Guirado convirtió la orientación sexual en una broma pública, y la dirección local de Vox mantiene la publicación sin mover una coma.

El patrón de la provocación y sus costes políticos

El incidente no sucede en el vacío. Llega apenas dos días después de que el periodista Fonsi Loaiza denunciara una agresión en San Fernando (Cádiz) en la que los atacantes le llamaron “rojo” y “subcampeón”, y en paralelo a la aparición de heces animales en el anfiteatro de Sabadell donde se pretendía colocar una pantalla similar. La tensión alrededor de la selección española y la crispación identitaria catalana se retroalimentan.

Para Vox, el retorno inmediato en redes sociales suele ser positivo: la humillación al adversario refuerza los lazos con su base. Sin embargo, este tipo de tácticas puede pasar factura en municipios como Sant Cugat, donde la convivencia y la imagen de gestión moderada son activos que el resto de partidos explotan electoralmente. La pregunta que se instala en el tablero local es si el portavoz de Vox asumirá el coste de unas declaraciones que, más allá de lo reprobable, vulneran el decoro que se exige a cualquier representante público.

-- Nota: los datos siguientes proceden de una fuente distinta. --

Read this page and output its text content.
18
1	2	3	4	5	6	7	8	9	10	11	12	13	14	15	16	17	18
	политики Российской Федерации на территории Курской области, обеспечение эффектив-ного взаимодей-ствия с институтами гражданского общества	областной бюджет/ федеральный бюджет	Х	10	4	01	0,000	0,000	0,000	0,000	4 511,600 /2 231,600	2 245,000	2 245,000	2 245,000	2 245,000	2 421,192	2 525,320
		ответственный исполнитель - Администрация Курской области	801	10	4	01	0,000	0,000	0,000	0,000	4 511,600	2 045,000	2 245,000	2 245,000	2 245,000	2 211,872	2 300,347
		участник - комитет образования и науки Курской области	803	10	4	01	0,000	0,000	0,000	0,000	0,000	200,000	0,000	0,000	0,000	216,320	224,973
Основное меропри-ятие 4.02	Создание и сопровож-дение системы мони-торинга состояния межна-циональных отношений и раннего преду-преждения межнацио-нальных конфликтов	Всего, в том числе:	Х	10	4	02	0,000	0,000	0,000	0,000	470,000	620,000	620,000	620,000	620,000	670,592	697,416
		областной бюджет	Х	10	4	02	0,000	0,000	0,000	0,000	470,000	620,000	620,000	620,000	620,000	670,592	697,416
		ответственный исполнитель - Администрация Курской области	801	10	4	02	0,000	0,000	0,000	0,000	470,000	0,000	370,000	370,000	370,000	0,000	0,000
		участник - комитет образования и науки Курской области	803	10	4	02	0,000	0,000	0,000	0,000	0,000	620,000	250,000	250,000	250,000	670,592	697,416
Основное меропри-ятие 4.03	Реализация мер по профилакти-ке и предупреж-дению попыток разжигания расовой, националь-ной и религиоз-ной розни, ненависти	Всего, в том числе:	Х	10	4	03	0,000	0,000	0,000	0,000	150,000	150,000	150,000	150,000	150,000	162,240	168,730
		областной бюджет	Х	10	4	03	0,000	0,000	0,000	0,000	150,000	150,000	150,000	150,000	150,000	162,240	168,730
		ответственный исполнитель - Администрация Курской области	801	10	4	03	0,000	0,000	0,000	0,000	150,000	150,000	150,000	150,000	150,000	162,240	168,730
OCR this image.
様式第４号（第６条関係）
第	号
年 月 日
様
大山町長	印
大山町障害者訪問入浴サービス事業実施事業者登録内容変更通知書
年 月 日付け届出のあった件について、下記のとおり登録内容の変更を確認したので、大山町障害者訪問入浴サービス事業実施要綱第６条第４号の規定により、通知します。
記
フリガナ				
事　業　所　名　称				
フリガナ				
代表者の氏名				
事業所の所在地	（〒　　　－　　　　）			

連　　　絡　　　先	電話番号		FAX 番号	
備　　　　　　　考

Mientras el Parlament arranca las semanas de agosto con la mirada puesta en la financiación autonómica, esta crisis a escala municipal recuerda que el discurso de odio no es solo un problema de quién gobierna, sino de cómo se legitima —o se tolera— la deshumanización del otro desde un acta de concejal. Moncloa.com seguirá de cerca tanto la reacción institucional como los movimientos internos de Vox en Cataluña.